Quand Maître Salt évoque le cas d'Elizabeth Canning devant Henry Fielding, la curiosité de l'écrivain-magistrat prend le dessus[note 7]. Il accepte de recueillir le témoignage sous serment d'Elizabeth dès le lendemain. Bien qu'il ne soit pas prédisposé à croire ce que raconte une servante, il est impressionné par la modestie et les bonnes manières de la jeune femme, et émet un mandat d'arrêt contre tous les occupants de la maison Wells : « ils pourraient comparaître devant moi, [et] devraient donner des gages de bonne conduite[30] ». Virtue Hall et Judith Natus sont interpellées, mais George Squires, ses sœurs et la fille des Wells, Sarah Howit, ont quitté la maison et sont en fuite[31],[32],[33].

Premiers échos dans la presse[modifier | modifier le code]

Le London Daily Advertiser, dont les bureaux sont sur Grub Street, relaie l'affaire le 10 février, la faisant rapidement passer au premier plan :

« The house of that notorious woman well known by the name of Mother Wells, between Enfield Wash and Waltham Cross, was immediately suspected; and from many Circumstances appears to be the dismal Prison of the unhappy sufferer, whose melancholy Situation since her miraculous Escape is worthy of Compassion and Charitable contributions of all public-spirited people, and anyone who has any regard for the Safety of their Children and Relations, who are equally liable to the same inhuman and cruel Usage… all these circumstances being duly considered, it is not doubted but a Subscription or Contribution will soon be raised, to enable the Persons who have undertaken to detect this notorious Gang to prosecute their good Intentions with the utmost Vigour, as such a nest of Villains is of the greatest Danger to the Safety of his Majesty's good Subjects[34]. »

« La maison d'une femme de mauvaise réputation bien connue sous le nom de Mère Wells, entre Enfield Wash et Waltham Cross, a immédiatement été suspectée ; et de nombreuses circonstances tendent à penser que cette maison a été la triste prison d'une malheureuse victime, dont la situation depuis sa miraculeuse évasion est digne de compassion et de contributions charitables de la part de toute personne animée de civisme, et de quiconque a souci de la sécurité d'enfants et de proches qui seraient livrés à la même situation inhumaine et cruelle… toutes ces circonstances étant dûment prises en considération, nul doute qu'une souscription ou contribution sera prochainement demandée, pour permettre aux personnes qui ont entrepris de retrouver ce gang notoire de poursuivre leurs beaux desseins avec la plus grande vigueur, étant donné qu'un nid de scélérats est le pire danger pour la sécurité des bons sujets de sa Majesté. »

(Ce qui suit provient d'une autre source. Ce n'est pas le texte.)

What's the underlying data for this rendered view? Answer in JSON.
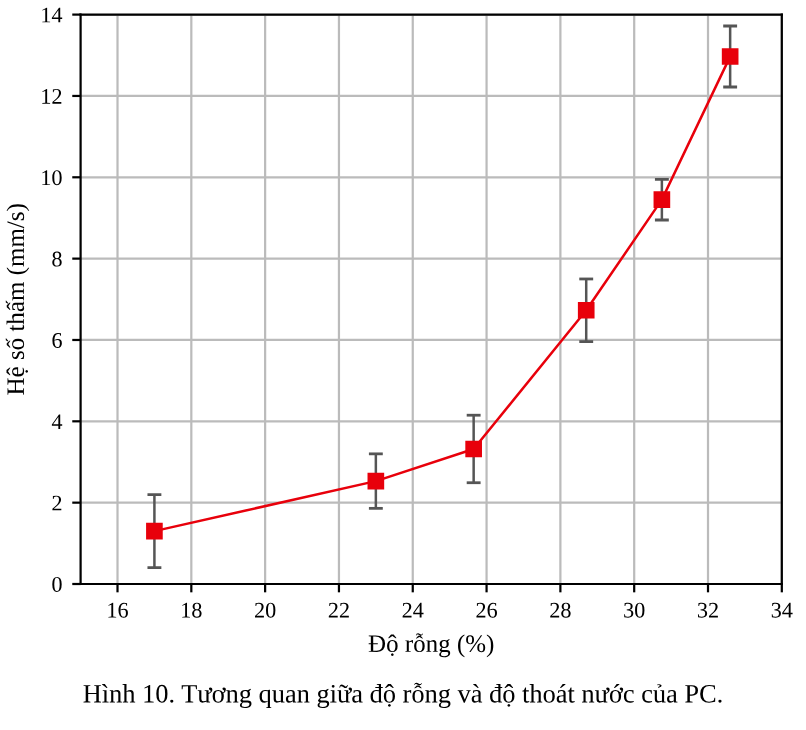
{
  "chart_data": {
    "type": "line",
    "xlabel": "Độ rỗng (%)",
    "ylabel": "Hệ số thấm (mm/s)",
    "annotations": [
      "Hình 10. Tương quan giữa độ rỗng và độ thoát nước của PC."
    ],
    "x": [
      17.0,
      23.0,
      25.65,
      28.7,
      30.75,
      32.6
    ],
    "series": [
      {
        "color": "#e8000b",
        "values": [
          1.3,
          2.53,
          3.32,
          6.73,
          9.45,
          12.97
        ],
        "errors": [
          0.9,
          0.67,
          0.83,
          0.77,
          0.5,
          0.75
        ]
      }
    ],
    "xlim": [
      15,
      34
    ],
    "xticks": [
      16,
      18,
      20,
      22,
      24,
      26,
      28,
      30,
      32,
      34
    ],
    "ylim": [
      0,
      14
    ],
    "yticks": [
      0,
      2,
      4,
      6,
      8,
      10,
      12,
      14
    ],
    "grid": true,
    "marker": "square",
    "line_style": "solid"
  }
}
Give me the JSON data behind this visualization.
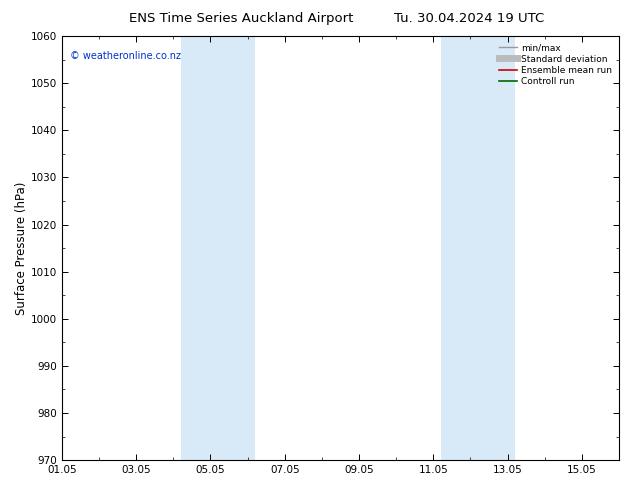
{
  "title_left": "ENS Time Series Auckland Airport",
  "title_right": "Tu. 30.04.2024 19 UTC",
  "ylabel": "Surface Pressure (hPa)",
  "ylim": [
    970,
    1060
  ],
  "yticks": [
    970,
    980,
    990,
    1000,
    1010,
    1020,
    1030,
    1040,
    1050,
    1060
  ],
  "xstart_days": 0,
  "xend_days": 15,
  "xtick_labels": [
    "01.05",
    "03.05",
    "05.05",
    "07.05",
    "09.05",
    "11.05",
    "13.05",
    "15.05"
  ],
  "xtick_positions_days": [
    0,
    2,
    4,
    6,
    8,
    10,
    12,
    14
  ],
  "shaded_bands": [
    {
      "xstart_days": 3.2,
      "xend_days": 5.2
    },
    {
      "xstart_days": 10.2,
      "xend_days": 12.2
    }
  ],
  "shade_color": "#d8eaf7",
  "background_color": "#ffffff",
  "copyright_text": "© weatheronline.co.nz",
  "copyright_color": "#0033cc",
  "legend_items": [
    {
      "label": "min/max",
      "color": "#999999",
      "lw": 1.0
    },
    {
      "label": "Standard deviation",
      "color": "#bbbbbb",
      "lw": 5.0
    },
    {
      "label": "Ensemble mean run",
      "color": "#cc0000",
      "lw": 1.2
    },
    {
      "label": "Controll run",
      "color": "#006600",
      "lw": 1.2
    }
  ],
  "axis_color": "#000000",
  "tick_fontsize": 7.5,
  "label_fontsize": 8.5,
  "title_fontsize": 9.5
}
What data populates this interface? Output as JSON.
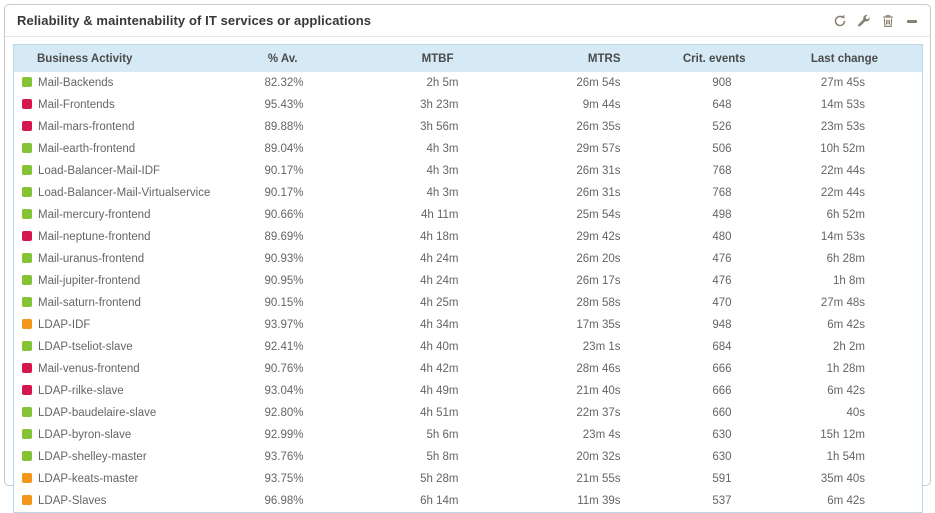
{
  "widget": {
    "title": "Reliability & maintenability of IT services or applications"
  },
  "toolbar": {
    "icons": [
      "refresh-icon",
      "wrench-icon",
      "trash-icon",
      "minimize-icon"
    ]
  },
  "colors": {
    "green": "#85c237",
    "red": "#d6164f",
    "orange": "#f39619",
    "header_bg": "#d6eaf5",
    "table_border": "#b9d7e8"
  },
  "table": {
    "columns": [
      "Business Activity",
      "% Av.",
      "MTBF",
      "MTRS",
      "Crit. events",
      "Last change"
    ],
    "rows": [
      {
        "status": "green",
        "name": "Mail-Backends",
        "av": "82.32%",
        "mtbf": "2h 5m",
        "mtrs": "26m 54s",
        "crit": "908",
        "last": "27m 45s"
      },
      {
        "status": "red",
        "name": "Mail-Frontends",
        "av": "95.43%",
        "mtbf": "3h 23m",
        "mtrs": "9m 44s",
        "crit": "648",
        "last": "14m 53s"
      },
      {
        "status": "red",
        "name": "Mail-mars-frontend",
        "av": "89.88%",
        "mtbf": "3h 56m",
        "mtrs": "26m 35s",
        "crit": "526",
        "last": "23m 53s"
      },
      {
        "status": "green",
        "name": "Mail-earth-frontend",
        "av": "89.04%",
        "mtbf": "4h 3m",
        "mtrs": "29m 57s",
        "crit": "506",
        "last": "10h 52m"
      },
      {
        "status": "green",
        "name": "Load-Balancer-Mail-IDF",
        "av": "90.17%",
        "mtbf": "4h 3m",
        "mtrs": "26m 31s",
        "crit": "768",
        "last": "22m 44s"
      },
      {
        "status": "green",
        "name": "Load-Balancer-Mail-Virtualservice",
        "av": "90.17%",
        "mtbf": "4h 3m",
        "mtrs": "26m 31s",
        "crit": "768",
        "last": "22m 44s"
      },
      {
        "status": "green",
        "name": "Mail-mercury-frontend",
        "av": "90.66%",
        "mtbf": "4h 11m",
        "mtrs": "25m 54s",
        "crit": "498",
        "last": "6h 52m"
      },
      {
        "status": "red",
        "name": "Mail-neptune-frontend",
        "av": "89.69%",
        "mtbf": "4h 18m",
        "mtrs": "29m 42s",
        "crit": "480",
        "last": "14m 53s"
      },
      {
        "status": "green",
        "name": "Mail-uranus-frontend",
        "av": "90.93%",
        "mtbf": "4h 24m",
        "mtrs": "26m 20s",
        "crit": "476",
        "last": "6h 28m"
      },
      {
        "status": "green",
        "name": "Mail-jupiter-frontend",
        "av": "90.95%",
        "mtbf": "4h 24m",
        "mtrs": "26m 17s",
        "crit": "476",
        "last": "1h 8m"
      },
      {
        "status": "green",
        "name": "Mail-saturn-frontend",
        "av": "90.15%",
        "mtbf": "4h 25m",
        "mtrs": "28m 58s",
        "crit": "470",
        "last": "27m 48s"
      },
      {
        "status": "orange",
        "name": "LDAP-IDF",
        "av": "93.97%",
        "mtbf": "4h 34m",
        "mtrs": "17m 35s",
        "crit": "948",
        "last": "6m 42s"
      },
      {
        "status": "green",
        "name": "LDAP-tseliot-slave",
        "av": "92.41%",
        "mtbf": "4h 40m",
        "mtrs": "23m 1s",
        "crit": "684",
        "last": "2h 2m"
      },
      {
        "status": "red",
        "name": "Mail-venus-frontend",
        "av": "90.76%",
        "mtbf": "4h 42m",
        "mtrs": "28m 46s",
        "crit": "666",
        "last": "1h 28m"
      },
      {
        "status": "red",
        "name": "LDAP-rilke-slave",
        "av": "93.04%",
        "mtbf": "4h 49m",
        "mtrs": "21m 40s",
        "crit": "666",
        "last": "6m 42s"
      },
      {
        "status": "green",
        "name": "LDAP-baudelaire-slave",
        "av": "92.80%",
        "mtbf": "4h 51m",
        "mtrs": "22m 37s",
        "crit": "660",
        "last": "40s"
      },
      {
        "status": "green",
        "name": "LDAP-byron-slave",
        "av": "92.99%",
        "mtbf": "5h 6m",
        "mtrs": "23m 4s",
        "crit": "630",
        "last": "15h 12m"
      },
      {
        "status": "green",
        "name": "LDAP-shelley-master",
        "av": "93.76%",
        "mtbf": "5h 8m",
        "mtrs": "20m 32s",
        "crit": "630",
        "last": "1h 54m"
      },
      {
        "status": "orange",
        "name": "LDAP-keats-master",
        "av": "93.75%",
        "mtbf": "5h 28m",
        "mtrs": "21m 55s",
        "crit": "591",
        "last": "35m 40s"
      },
      {
        "status": "orange",
        "name": "LDAP-Slaves",
        "av": "96.98%",
        "mtbf": "6h 14m",
        "mtrs": "11m 39s",
        "crit": "537",
        "last": "6m 42s"
      }
    ]
  }
}
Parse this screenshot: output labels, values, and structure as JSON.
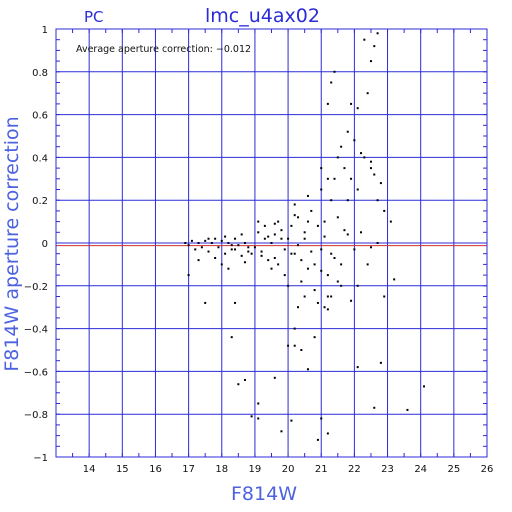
{
  "header": {
    "instrument": "PC",
    "title": "lmc_u4ax02"
  },
  "chart_data": {
    "type": "scatter",
    "title": "lmc_u4ax02",
    "xlabel": "F814W",
    "ylabel": "F814W aperture correction",
    "xlim": [
      13,
      26
    ],
    "ylim": [
      -1,
      1
    ],
    "xticks": [
      14,
      15,
      16,
      17,
      18,
      19,
      20,
      21,
      22,
      23,
      24,
      25,
      26
    ],
    "yticks": [
      1,
      0.8,
      0.6,
      0.4,
      0.2,
      0,
      -0.2,
      -0.4,
      -0.6,
      -0.8,
      -1
    ],
    "ytick_labels": [
      "1",
      "0.8",
      "0.6",
      "0.4",
      "0.2",
      "0",
      "−0.2",
      "−0.4",
      "−0.6",
      "−0.8",
      "−1"
    ],
    "grid": true,
    "annotation": "Average aperture correction: −0.012",
    "reference_lines": [
      {
        "y": 0,
        "color": "#2b2bd9"
      },
      {
        "y": -0.012,
        "color": "#d03030"
      }
    ],
    "colors": {
      "frame": "#2b2bd9",
      "grid": "#2b2bd9",
      "points": "#000000"
    },
    "points": [
      [
        16.9,
        0.0
      ],
      [
        17.0,
        -0.01
      ],
      [
        17.1,
        0.01
      ],
      [
        17.2,
        -0.03
      ],
      [
        17.3,
        0.0
      ],
      [
        17.4,
        -0.02
      ],
      [
        17.5,
        0.01
      ],
      [
        17.6,
        -0.04
      ],
      [
        17.7,
        0.0
      ],
      [
        17.8,
        0.02
      ],
      [
        17.9,
        -0.02
      ],
      [
        18.0,
        0.01
      ],
      [
        18.1,
        -0.05
      ],
      [
        18.2,
        0.0
      ],
      [
        18.3,
        -0.03
      ],
      [
        18.4,
        0.02
      ],
      [
        18.5,
        -0.01
      ],
      [
        18.6,
        -0.06
      ],
      [
        18.7,
        0.0
      ],
      [
        18.8,
        -0.02
      ],
      [
        17.0,
        -0.15
      ],
      [
        17.3,
        -0.08
      ],
      [
        17.6,
        0.02
      ],
      [
        17.8,
        -0.07
      ],
      [
        18.0,
        -0.1
      ],
      [
        18.2,
        -0.12
      ],
      [
        18.4,
        -0.03
      ],
      [
        18.7,
        -0.09
      ],
      [
        18.9,
        -0.05
      ],
      [
        19.0,
        -0.02
      ],
      [
        19.1,
        0.05
      ],
      [
        19.2,
        -0.04
      ],
      [
        19.3,
        0.02
      ],
      [
        19.4,
        -0.08
      ],
      [
        19.5,
        0.0
      ],
      [
        19.6,
        0.04
      ],
      [
        19.7,
        -0.1
      ],
      [
        19.8,
        0.06
      ],
      [
        19.9,
        -0.03
      ],
      [
        20.0,
        0.02
      ],
      [
        19.1,
        0.1
      ],
      [
        19.3,
        0.08
      ],
      [
        19.5,
        -0.12
      ],
      [
        19.7,
        0.1
      ],
      [
        19.9,
        -0.15
      ],
      [
        20.1,
        0.08
      ],
      [
        20.2,
        -0.05
      ],
      [
        20.3,
        0.12
      ],
      [
        20.4,
        -0.08
      ],
      [
        20.5,
        0.05
      ],
      [
        20.6,
        -0.12
      ],
      [
        20.7,
        0.15
      ],
      [
        20.8,
        -0.1
      ],
      [
        20.9,
        0.08
      ],
      [
        21.0,
        -0.03
      ],
      [
        21.1,
        0.1
      ],
      [
        21.2,
        -0.15
      ],
      [
        21.3,
        0.2
      ],
      [
        21.4,
        -0.07
      ],
      [
        21.5,
        0.12
      ],
      [
        20.0,
        -0.2
      ],
      [
        20.2,
        0.18
      ],
      [
        20.4,
        -0.18
      ],
      [
        20.6,
        0.22
      ],
      [
        20.8,
        -0.22
      ],
      [
        21.0,
        0.25
      ],
      [
        21.2,
        -0.25
      ],
      [
        21.4,
        0.3
      ],
      [
        21.6,
        -0.1
      ],
      [
        21.8,
        0.2
      ],
      [
        20.3,
        -0.3
      ],
      [
        20.5,
        -0.25
      ],
      [
        20.9,
        -0.28
      ],
      [
        21.1,
        -0.3
      ],
      [
        21.3,
        -0.25
      ],
      [
        21.6,
        -0.2
      ],
      [
        21.9,
        -0.27
      ],
      [
        22.1,
        -0.2
      ],
      [
        22.4,
        -0.1
      ],
      [
        22.7,
        0.0
      ],
      [
        21.0,
        0.35
      ],
      [
        21.2,
        0.3
      ],
      [
        21.5,
        0.4
      ],
      [
        21.7,
        0.35
      ],
      [
        21.9,
        0.3
      ],
      [
        22.1,
        0.25
      ],
      [
        22.3,
        0.4
      ],
      [
        22.5,
        0.35
      ],
      [
        22.7,
        0.2
      ],
      [
        22.9,
        0.15
      ],
      [
        21.2,
        0.65
      ],
      [
        21.3,
        0.75
      ],
      [
        21.4,
        0.8
      ],
      [
        21.9,
        0.65
      ],
      [
        22.1,
        0.63
      ],
      [
        22.3,
        0.95
      ],
      [
        22.5,
        0.85
      ],
      [
        22.6,
        0.92
      ],
      [
        22.7,
        0.98
      ],
      [
        22.4,
        0.7
      ],
      [
        21.8,
        0.52
      ],
      [
        22.0,
        0.48
      ],
      [
        21.6,
        0.45
      ],
      [
        22.2,
        0.42
      ],
      [
        22.5,
        0.38
      ],
      [
        22.6,
        0.32
      ],
      [
        22.8,
        0.28
      ],
      [
        23.1,
        0.1
      ],
      [
        23.2,
        -0.17
      ],
      [
        22.9,
        -0.25
      ],
      [
        18.3,
        -0.44
      ],
      [
        18.5,
        -0.66
      ],
      [
        18.7,
        -0.64
      ],
      [
        18.9,
        -0.81
      ],
      [
        19.1,
        -0.82
      ],
      [
        19.1,
        -0.75
      ],
      [
        19.6,
        -0.63
      ],
      [
        19.8,
        -0.88
      ],
      [
        20.0,
        -0.48
      ],
      [
        20.1,
        -0.83
      ],
      [
        20.2,
        -0.4
      ],
      [
        20.4,
        -0.5
      ],
      [
        20.6,
        -0.59
      ],
      [
        20.8,
        -0.44
      ],
      [
        20.9,
        -0.92
      ],
      [
        21.0,
        -0.82
      ],
      [
        21.2,
        -0.89
      ],
      [
        22.1,
        -0.58
      ],
      [
        22.6,
        -0.77
      ],
      [
        22.8,
        -0.56
      ],
      [
        23.6,
        -0.78
      ],
      [
        24.1,
        -0.67
      ],
      [
        21.2,
        -0.31
      ],
      [
        20.2,
        -0.48
      ],
      [
        18.4,
        -0.28
      ],
      [
        17.5,
        -0.28
      ],
      [
        19.6,
        0.09
      ],
      [
        20.3,
        -0.01
      ],
      [
        20.5,
        0.02
      ],
      [
        21.8,
        0.04
      ],
      [
        18.1,
        0.03
      ],
      [
        18.3,
        -0.01
      ],
      [
        18.6,
        0.04
      ],
      [
        18.8,
        -0.04
      ],
      [
        19.2,
        -0.06
      ],
      [
        19.4,
        0.03
      ],
      [
        19.6,
        -0.07
      ],
      [
        19.8,
        0.02
      ],
      [
        20.1,
        -0.05
      ],
      [
        20.7,
        -0.04
      ],
      [
        21.1,
        0.03
      ],
      [
        21.3,
        -0.05
      ],
      [
        21.7,
        0.06
      ],
      [
        22.0,
        -0.03
      ],
      [
        22.2,
        0.05
      ],
      [
        22.5,
        -0.02
      ],
      [
        21.5,
        -0.18
      ],
      [
        21.0,
        -0.13
      ],
      [
        20.6,
        0.1
      ],
      [
        20.2,
        0.13
      ]
    ]
  }
}
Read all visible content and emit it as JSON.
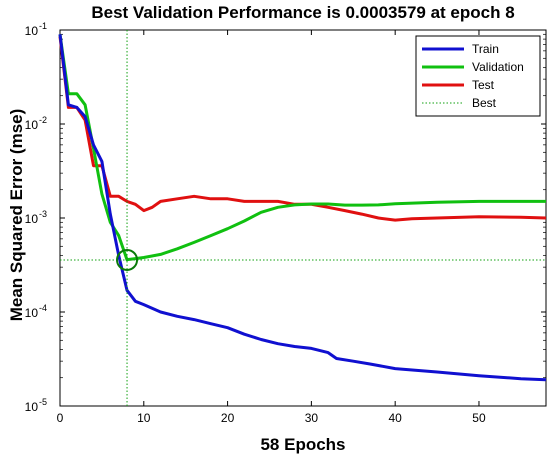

Le même jour, les partisans d'Elizabeth Canning invitent à faire des dons au travers du pamphlet Case of Elizabeth Canning, imprimé de façon indépendante en vue d'accroître le soutien pour la poursuite des ravisseurs. Dans cette brochure, Susannah Wells est qualifiée de « femme monstrueuse ». Une version modifiée qui paraît une semaine plus tard dans le Public Advertiser, révèle qu'Elizabeth Canning a souffert d'une attaque après avoir été frappée à la tête. Mary Squires est traitée de « vieille Gitane », qui « a volé à la jeune-fille son corset ; puis l'a enfermée, dans un état de dénuement des plus misérables, parce qu'elle ne voulait pas devenir une prostituée, dans une vieille arrière-salle ou un grenier »[note 8],[36]. Bien que Mary Squires soit souvent mentionnée comme gitane, cette identification a été, de temps à autre, remise en cause. Judith Moore la décrit « brune, grande, mais courbée, une vieille femme, d'un âge entre soixante et quatre-vingts ans, parfois présentée comme exceptionnellement gentille », ajoutant que « toutes les descriptions convergent sur le fait qu'elle était vraiment très laide, avec un nez très large et une lèvre inférieure enflée et défigurée par un scrofule[37] ».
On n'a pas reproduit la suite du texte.